In the last year, credit card debt spiked to a record high, while the personal savings rate fell. To that point, credit card balances for Americans hit a record $1 trillion this year, according to a report from the Federal Reserve Bank of New York.
But revolving debt, which mostly includes credit card balances, contracted in June, according to the Fed’s G.19 consumer credit report released earlier this month.
After a strong start to the year, credit and debit card spending started to slow in the spring, Bank of America’s most recent consumer checkpoint also found.
In July, total card spending increased just 0.1% year over year after three consecutive months of year-over-year declines, helped, in part, by Fourth of July sales, Amazon Prime Day and “Barbenheimer.”
As interest rates continue to rise, households are increasingly under financial pressure and consumers are less likely to use credit cards to fund purchases, Kleinhenz said. Already, the average credit card rate is more than 20%, an all-time high.

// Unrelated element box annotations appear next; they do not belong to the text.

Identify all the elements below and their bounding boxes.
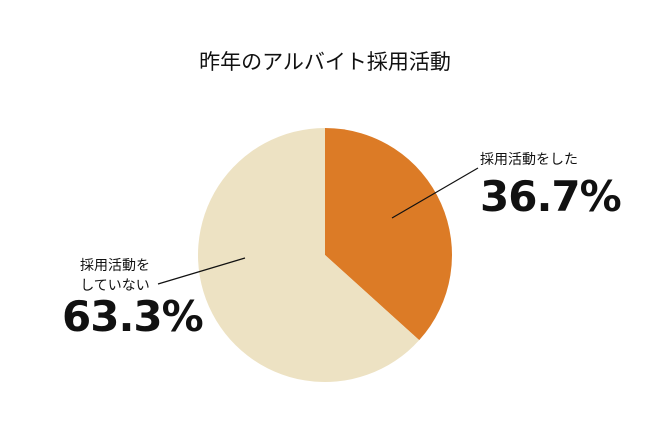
slice-label: 採用活動をした — [480, 152, 578, 168]
value-label: 36.7% — [480, 172, 622, 221]
slice-label: 採用活動を していない — [80, 258, 150, 294]
chart-title: 昨年のアルバイト採用活動 — [199, 50, 451, 74]
pie-slice — [197, 128, 420, 383]
leader-line — [391, 167, 479, 219]
leader-line — [157, 257, 246, 285]
value-label: 63.3% — [62, 292, 204, 341]
pie-slice — [325, 128, 452, 341]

Spending habits are adjusting, NRF’s President and CEO Matt Shay said on “Squawk Box” Wednesday. Now, consumers are looking for value and focusing on essentials rather than discretionary purchases, Shay said. “Things have changed.
“Consumers are still in a very good space and they’re still spending,” he said, but “are they spending in the same ways they were 18 months, 12 months, 24 months ago? They’re not.”
‘A consumer spending slowdown is inevitable’
“A consumer spending slowdown is inevitable,” said Matt Schulz, LendingTree’s chief credit analyst. “There are simply too many headwinds facing the consumer.”
Student loan payments, which will resume this fall, will be another “huge test,” he added.
“I don’t think anyone quite knows what things are going to look like,” Schulz said.
“Card spending could go sky high because people with student loan payments need the cards to help them make ends meet or it could shrink,” Schulz said — if borrowers pull back even more on discretionary purchases like travel and dining out.